History is almost never rewritten by accident. For David Whitaker, president and CEO of the Greater Miami Convention & Visitors Bureau, bringing the American Black Film Festival back to Miami was never about nostalgia. It was a calculated move to redefine how the city is seen—and who gets to shape that perception.
“Back in 2007, the first year we recruited ABFF to call Miami home, we were struggling with the one-dimensional image of Miami,” Whitaker said. “The alignment with ABFF helped position Miami as an intersection of art, culture, heritage, entertainment, and lifestyle.”
ABFF did not arrive quietly. It entered as a signal, challenging the city’s surface-level branding and replacing it with something more layered and deliberate.
“The asset is the alignment of desired brands and value propositions: celebrities, film, fashion, entertainment, and sophistication,” Whitaker explained. “In the case of ABFF, the catalyst is the amplification and buzz generated by the nature of the event.”
Miami has long traded on image. That image is evolving. Partnerships like ABFF function less as programming and more as infrastructure—mechanisms that reshape how the city is experienced and understood.
“If you really want to be known for diversity and inclusion, you can’t just say it—you must be it,” he said. “If you want to claim global status, you have to consistently invite and sustain global audiences.”
Over time, ABFF has expanded beyond a single event and embedded itself in Miami’s cultural framework. Its Community Day screenings in Historic Overtown connect audiences to a neighborhood that anchors the city’s Black cultural legacy.
“Cultural events that are present in our neighborhoods strengthen the connection to the destination,” Whitaker said. “A true partnership creates space for others to invest with confidence. What emerges is the compounded effect of shared goals, shared needs, and shared responsibility.”
Authenticity, in Whitaker’s view, isn’t a branding tagline. It’s operational.

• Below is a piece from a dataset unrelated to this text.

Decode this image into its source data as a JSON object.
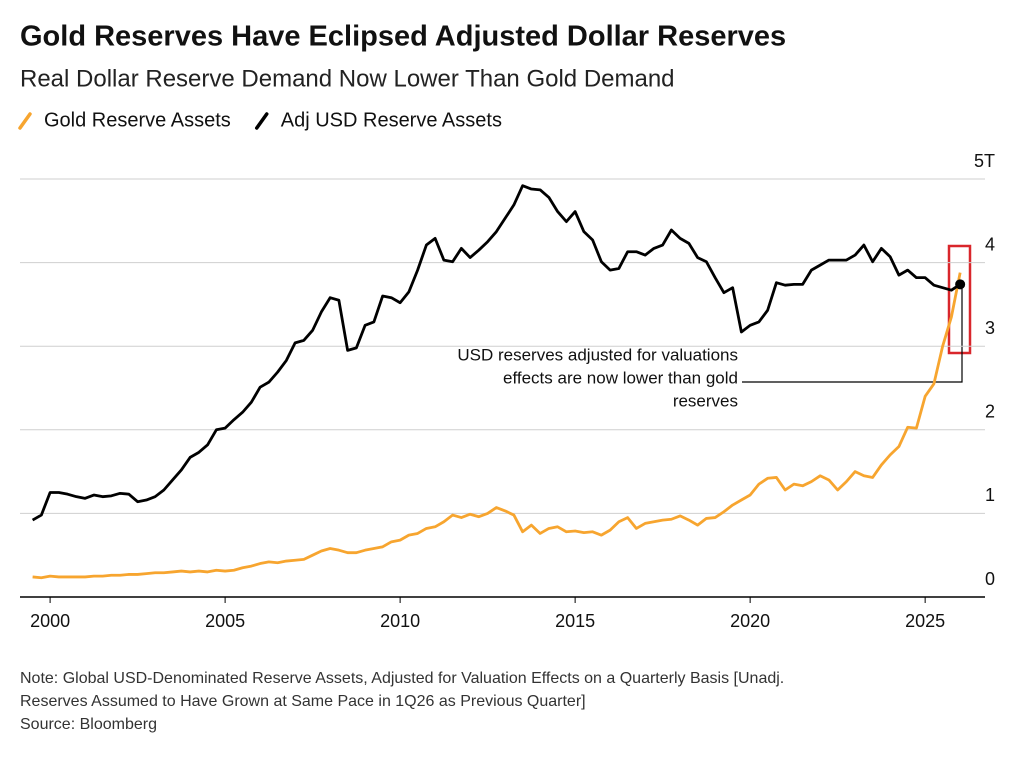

“It’s one of the fundamental costs of entry to be a successful tourism or event destination,” he said. “Festivals like ABFF create opportunities. They provide a platform for emerging entrepreneurs and artists who might otherwise remain unseen.”
As the festival expands through digital platforms and community engagement, audience expectations are shifting alongside it.
“Year-round programming in today’s environment is best supported by what I call ‘snackable content’—accessible, pop-up experiences that meet people where they are,” he said.
Beneath the visibility sits a harder truth.
“Art and heritage can’t survive if the artist can’t survive,” Whitaker said. “It’s incumbent on us to support art in ways that ensure it is commercially viable. ABFF has been a clear example of that balance.”
What Whitaker and ABFF have built expands Miami’s narrative rather than replacing it. It widens the frame, trading a narrow image for something the city has always contained but rarely centered. Culture isn’t decoration; it’s the foundation. And a city’s story holds only as much weight as the voices it chooses to elevate.